Kao et al report findings closely resembling our study: in 104 isolates from NCMCH in 2013, 18% of E. coli isolates were ESBL producers, mediated by TEM1 and associated with fluoroquinolone resistance. Our data shows rising rates the following year, identifying 27% of E. coli inpatient- and 19% of outpatient isolates as ESBL producers. The diagnostics available at NCMCH may influence ESBL rates, underlining the need for rapid introduction of ESBL confirmatory testing, not only to ensure accurate surveillance but also to avoid unnecessary use of carbapenems. Given that ESBL rates in our cohort doubled between 2014 and 2017 from 27% to 60%, the difference between the two studies may reflect the true increase in ESBL rates over time.

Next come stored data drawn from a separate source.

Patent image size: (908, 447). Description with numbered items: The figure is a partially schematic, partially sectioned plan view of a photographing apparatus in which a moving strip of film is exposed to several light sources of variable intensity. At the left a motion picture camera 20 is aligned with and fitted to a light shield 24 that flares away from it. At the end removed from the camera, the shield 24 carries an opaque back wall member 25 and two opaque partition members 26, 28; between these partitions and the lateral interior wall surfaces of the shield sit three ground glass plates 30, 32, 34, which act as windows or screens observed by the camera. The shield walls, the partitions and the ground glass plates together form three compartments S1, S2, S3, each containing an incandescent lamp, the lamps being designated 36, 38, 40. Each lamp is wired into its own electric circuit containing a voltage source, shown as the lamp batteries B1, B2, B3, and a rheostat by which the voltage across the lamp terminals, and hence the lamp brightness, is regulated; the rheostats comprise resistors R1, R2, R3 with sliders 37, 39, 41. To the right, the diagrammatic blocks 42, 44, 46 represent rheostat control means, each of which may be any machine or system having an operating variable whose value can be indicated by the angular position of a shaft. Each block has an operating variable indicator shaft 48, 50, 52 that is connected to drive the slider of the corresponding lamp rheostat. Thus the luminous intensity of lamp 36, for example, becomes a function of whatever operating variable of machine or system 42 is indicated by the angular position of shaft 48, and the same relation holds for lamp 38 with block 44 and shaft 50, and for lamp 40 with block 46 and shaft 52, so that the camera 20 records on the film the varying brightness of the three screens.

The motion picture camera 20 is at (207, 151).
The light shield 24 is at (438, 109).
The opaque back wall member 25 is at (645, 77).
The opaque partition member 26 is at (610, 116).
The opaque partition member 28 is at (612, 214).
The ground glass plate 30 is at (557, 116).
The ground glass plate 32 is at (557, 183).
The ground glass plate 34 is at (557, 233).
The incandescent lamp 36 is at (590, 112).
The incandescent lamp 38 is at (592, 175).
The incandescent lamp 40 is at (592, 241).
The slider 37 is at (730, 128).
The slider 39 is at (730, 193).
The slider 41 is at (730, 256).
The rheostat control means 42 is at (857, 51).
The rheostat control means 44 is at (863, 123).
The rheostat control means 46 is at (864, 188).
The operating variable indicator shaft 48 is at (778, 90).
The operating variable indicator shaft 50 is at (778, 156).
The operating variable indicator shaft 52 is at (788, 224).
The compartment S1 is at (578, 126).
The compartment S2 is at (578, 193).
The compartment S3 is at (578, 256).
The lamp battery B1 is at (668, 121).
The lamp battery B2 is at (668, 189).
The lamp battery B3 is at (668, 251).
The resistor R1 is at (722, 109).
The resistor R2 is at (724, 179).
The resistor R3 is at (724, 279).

In summary, the here presented data is in keeping with studies reporting susceptibilities that included the confirmation of ESBL. As no significant changes to the diagnostic work up occurred during the study period it has to be assumed that the significant increase in multidrug resistance, ESBL production and Carbapenem resistance may well reflect an approximation of the true development of AMR, which was mainly driven by inpatient isolates. This information may represent a chance to effectively impact spread of MDR and ESBL positive GNOs in Mongolia by intensifying infection control in health care facilities.

Proportion of ESBL phenotype and carbapenem resistance was extraordinarily high among nosocomially acquired Klebsiella BSIs on NICU, steeply rising since 2016. CR affected one third of Klebsiella isolates on NICUs by 2017. In keeping with reports from ICUs globally, Carbapenemase-positive Klebsiella has been included in the WHO global priority pathogen list.

Given the level of concern due to these results, a detailed assessment of clinical and infection control practices on NICUs was performed. NICU staff were aware of the high prevalence of Klebsiella, and despite empiric treatment of neonatal BSIs with imipenem, neonatal demise due to Klebsiella BSIs whilst on imipenem therapy was reportedly common, though no mortality data was available. Neonatal PICC lines were not routinely used, and staff did not feel competent in sterile line insertion. Nursing staff were unfamiliar with line care, hub sterilization before flushing and connecting, fixation of lines etc. Newborns requiring antibiotic treatment or total parenteral nutrition underwent frequent peripheral re-cannulations, performed routinely every three days.

In the interim, guidelines addressing infection control procedures, central venous access insertion and line care have been provided to staff. Sterile line insertion was supervised and training provided. The introduction of medium-term, silver or heparin coated long lines for neonates has been discussed. Ongoing data collection on central line access related BSIs on NICU including associated morbidity and mortality following these interventions will inform future clinical practice.

Our study emphasizes the preeminent role BSIs have played in the overall increase of MDR at NCMCH, especially affecting intensive care units. With a use of ICU beds in Mongolia equivalent to that of Western European or North American countries at 11.7 per 1.000.000 inhabitants, the intensive care environment appears to be a major contributor to the emergence of AMR. CR and MDR in ICUs is well recognized to be a pressing issue in other countries in Central Asia, such as Kazakhstan.

The largest published record of clinical GNOs in Mongolia to date emphasizes the importance of consequent surveillance and raises attention to multidrug-resistance in Central Asia, and highlights the intensive care environment as important source of AMR emergence. The data presented here will form part of the National Action Plans including surveillance systems nested under the multi-sectoral framework and the One Health Approach of the WHO for Mongolia,. International collaboration, financial reprioritization and educational support for health care professionals will be required in order to assist measures combating the spread of AMR in Mongolia.